Alula menatap teman-temannya tidak percaya. Kenapa ia harus mendapatkan mereka yang sebaik ini? Alula merasa sangat beruntung memiliki mereka. Di saat Alula sedang jatuh-jatuhnya, ada mereka yang membuat Alula bangkit. Walaupun hanya sedikit, tetapi mereka mampu membuat hidup Alula lebih baik.

"Serius? Gimana sama harganya? Nanti aku ganti deh harga baju kamu."

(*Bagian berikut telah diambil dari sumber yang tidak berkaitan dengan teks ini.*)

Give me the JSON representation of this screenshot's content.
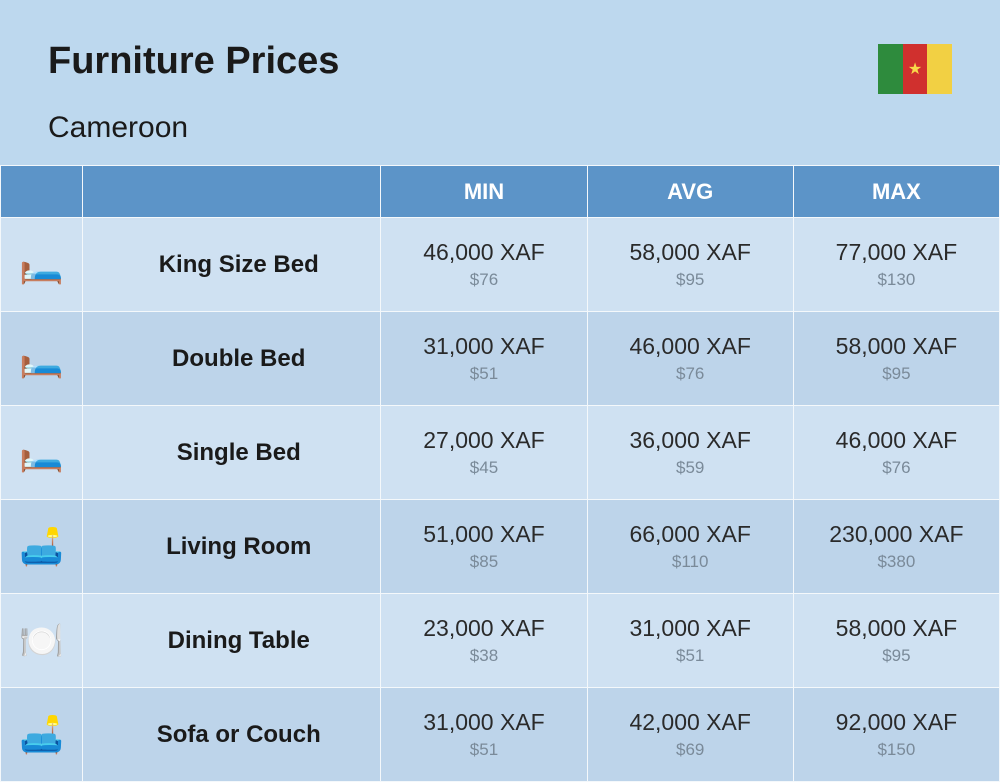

"Ya elah, nggak usah di ganti. Udah pakai aja! Lo mau ambil semua juga nggak apa-apa, nggak usah di balikin. Kan kita sahabat, kayak gitu mah nggak usah di ambil pusing."

Sahabat.

Alula memiliki sahabat? Dari dulu ia selalu iri melihat teman-teman lainnya yang duduk bersama teman-teman mereka. Mengobrol bersama, ke kantin bersama, bercanda bersama.

Dan sekarang, Alula merasakannya. Benar-benar keajaiban yang Tuhan berikan untuknya. Apakah setelah ini akan banyak keajaiban lagi yang diberikan Tuhan kepadanya? Atau justru malah sebaliknya?

"Kezia, makasih banyak, ya!" Alula tersenyum lebar. Menunjukkan wajah terima kasihnya ke arah Kezia.

"Iya, Alula, sama-sama. Tenang aja, pokoknya urusan baju lo aman. Lo tinggal tunjukin yang terbaik aja besok."

"Oke, siap." Alula mengangguk mantap.

"Jadi gimana? Malem ini kita ke rumah lo boleh?" Tanya Nara.

"Boleh. Nanti aku kirim lokasi rumah aku ke kalian."

"Alula!" Percakapan mereka terhenti ketika suara Radion menginterupsi mereka. Alula langsung mengalihkan tatapannya. Menatap Radion dengan tatapan kaget dan juga bingung.

"Hai, Radion. Kenapa?"

"Maaf ya ganggu. Gue boleh minjem Alula sebentar?" Radion menatap teman-teman Alula.

Tanpa pikir panjang, mereka langsung mengangguk. "Boleh, kita juga udah selesai ngobrolnya." Mora mempersilahkan.

"Kenapa?" Alula menarik Radion untuk berdiri menjauh dari Mora, Archa, Nara, dan Kezia.

Mereka berdiri di balik tembok. Tepat di depan tangga. "Besok—"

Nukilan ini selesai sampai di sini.